Another way of measuring attitudes is to ask people what policies they support. Here again, policies considered pro-reform are supported to a greater degree by groups that participated in or benefitted from the reform process. When asked, for example, whether prices should be more tightly controlled than currently, 43% of participants in both waves of voucher privatization disagree. Among the remainder -- those who participated in neither or only one wave -- opposition to increased price controls is weak, with only 26% disagreeing. Restituents are also skeptical of increased price regulation: 46% of them disapprove of an increase in price controls, versus 38% of non-restituents. Entrepreneurs even more markedly diverge from the rest of the population, with 67% of business owners opposed to new price controls, while only 37% of the remaining sample share that opinion.

Czechs seem to be reverting to the politics of the interwar period, with most favoring some mix of state control and free enterprise: 61% of all respondents support a "social market" system, versus 28% who support a "free market" system and 11% who prefer the pre-1990 socialist system. But preferences are skewed towards the free market for the same groups that benefited from reform.

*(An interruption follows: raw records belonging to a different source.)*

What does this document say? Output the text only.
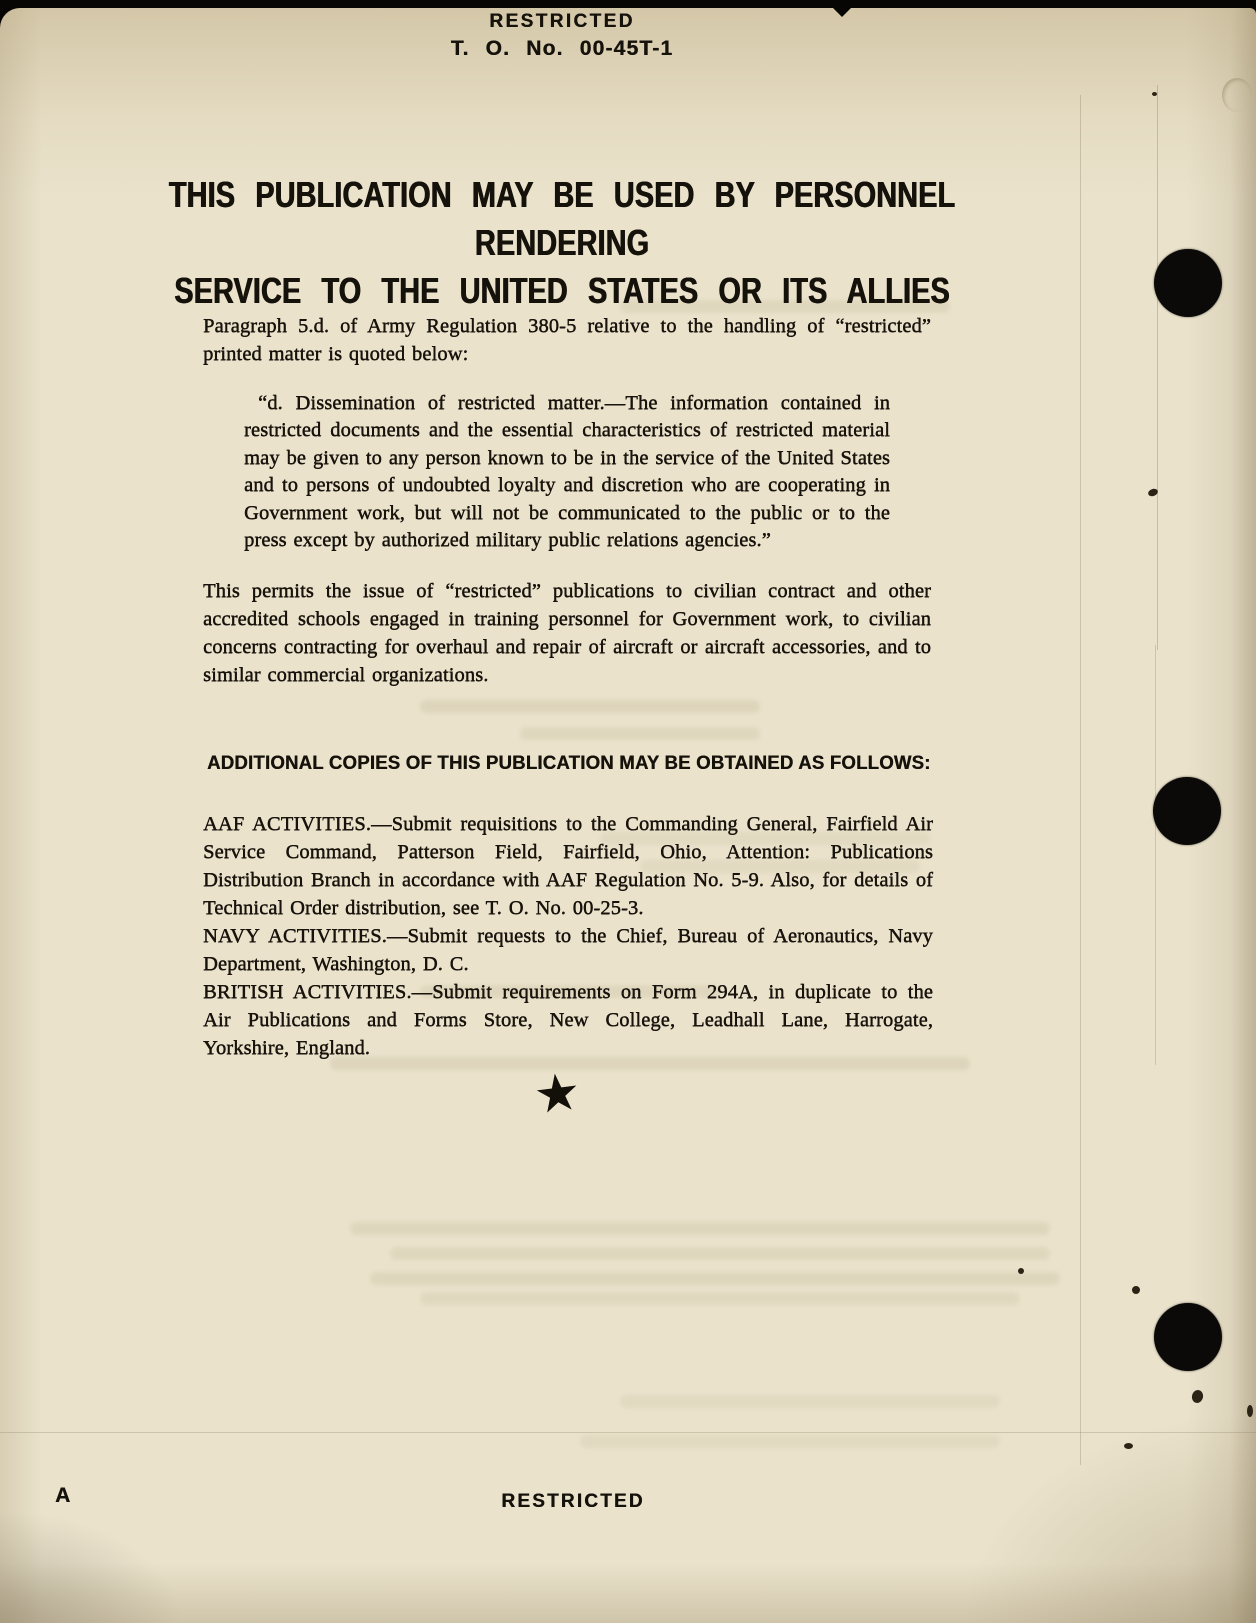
RESTRICTED
T. O. No. 00-45T-1
THIS PUBLICATION MAY BE USED BY PERSONNEL RENDERING
SERVICE TO THE UNITED STATES OR ITS ALLIES

Paragraph 5.d. of Army Regulation 380-5 relative to the handling of “restricted” printed matter is quoted below:

“d. Dissemination of restricted matter.—The information contained in restricted documents and the essential characteristics of restricted material may be given to any person known to be in the service of the United States and to persons of undoubted loyalty and discretion who are cooperating in Government work, but will not be communicated to the public or to the press except by authorized military public relations agencies.”

This permits the issue of “restricted” publications to civilian contract and other accredited schools engaged in training personnel for Government work, to civilian concerns contracting for overhaul and repair of aircraft or aircraft accessories, and to similar commercial organizations.

ADDITIONAL COPIES OF THIS PUBLICATION MAY BE OBTAINED AS FOLLOWS:

AAF ACTIVITIES.—Submit requisitions to the Commanding General, Fairfield Air Service Command, Patterson Field, Fairfield, Ohio, Attention: Publications Distribution Branch in accordance with AAF Regulation No. 5-9. Also, for details of Technical Order distribution, see T. O. No. 00-25-3.

NAVY ACTIVITIES.—Submit requests to the Chief, Bureau of Aeronautics, Navy Department, Washington, D. C.

BRITISH ACTIVITIES.—Submit requirements on Form 294A, in duplicate to the Air Publications and Forms Store, New College, Leadhall Lane, Harrogate, Yorkshire, England.

★
A	RESTRICTED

Those who took part in both waves of voucher privatization are 50% more likely to favor a free market; restituents are 42% more likely to do so. And not surprisingly, the new entrepreneurs are the strongest champions of the "market economy without adjectives:" 54% of them support a free-market system . (Only one out of 110 entrepreneurs surveyed reported that he preferred the old socialist ways.)

It is possible that the opinions held by these groups are influenced by factors other than those discussed. However, even after taking such characteristics as education, gender, and community size into account, the same conclusions persist. Voucher privatization, restitution, and entrepreneurship: all generate support of reform. In most other countries of the region, talk remains focused on the difficulty of "changing the mentality" of the people. The Czech experience suggests that dramatic property reforms can be self-reinforcing, creating an atmosphere spurring further development of a market economy. So the lesson for reformers seems to be: act boldly and you can build your own constituencies. And steady people help governments to steady themselves.